The history of the buttons is lost in the mists of time. There is some evidence that prototypes of them existed in China during the Bronze Age and later in the ancient Rome. However, the history of the button as known to us, started only in the Middle Ages. During this period of time the button was a very popular decorative element. In the absence of buttonholes, however, clothes were stitched and unstitched on whenever it was time to wear them! Despite the lack of a practicality, they were used in large quantities, for example Francis I of France requested an application of 13,600 gold buttons on his black velvet jacket. A few centuries later, during the 1700s, the famous Louis the Great became interested in buttons with miniatures and had them made with landscapes, flowers and even with erotic scenes.
The history of the button takes a turn around the 1800s, when its use became more common and its large-scale production began. It’s also during this period of time that the buttons became functional. The raw materials used for the production were precious such as gold and silver, in addition to brass. The buttons were large and had a lot of details. A legend tells that Napoleon requested an application of buttons on the sleeves of the coats of his soldiers so that these would not use them instead of handkerchiefs. With the industrial revolution the artistic buttons slowly began to disappear, giving way to those of standard forms.

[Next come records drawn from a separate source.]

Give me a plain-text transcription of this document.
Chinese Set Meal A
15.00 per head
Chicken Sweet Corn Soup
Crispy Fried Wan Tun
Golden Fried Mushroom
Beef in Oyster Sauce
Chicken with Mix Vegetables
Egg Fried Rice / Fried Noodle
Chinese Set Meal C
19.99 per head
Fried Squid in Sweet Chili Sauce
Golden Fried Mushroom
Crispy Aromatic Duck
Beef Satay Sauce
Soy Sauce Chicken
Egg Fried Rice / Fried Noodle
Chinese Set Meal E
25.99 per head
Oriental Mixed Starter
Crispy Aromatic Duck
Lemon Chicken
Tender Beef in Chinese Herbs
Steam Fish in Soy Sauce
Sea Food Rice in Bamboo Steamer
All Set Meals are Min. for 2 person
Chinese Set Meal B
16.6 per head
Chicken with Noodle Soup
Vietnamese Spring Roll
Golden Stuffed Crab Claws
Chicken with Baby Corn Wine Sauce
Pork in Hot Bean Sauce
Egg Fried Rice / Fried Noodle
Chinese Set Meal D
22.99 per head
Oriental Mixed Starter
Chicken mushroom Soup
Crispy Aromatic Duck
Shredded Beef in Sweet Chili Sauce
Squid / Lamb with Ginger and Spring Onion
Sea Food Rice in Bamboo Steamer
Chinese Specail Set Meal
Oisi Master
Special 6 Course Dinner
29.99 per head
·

Even today, the buttons continue to be an important part of a piece of clothing. In fact many brands spend a lot of attention to their appearance. Ck Calvin Klein and Poggianti, for example, customize their buttons with an incision of the brand name. Xacus on the other hand uses three-hole buttons in its sportswear collection, while Alea shirts have buttons with six holes which are sewn with contrasting thread in a way to create a flower. This detail is also underlined with an incision on some buttons of a word “flowear”, union of flower and wear! Finally, the button can also become a hallmark of a brand, as in the case of Carrel, that puts as a last, in each shirt, one red button, obviously with the logo “Carrel”.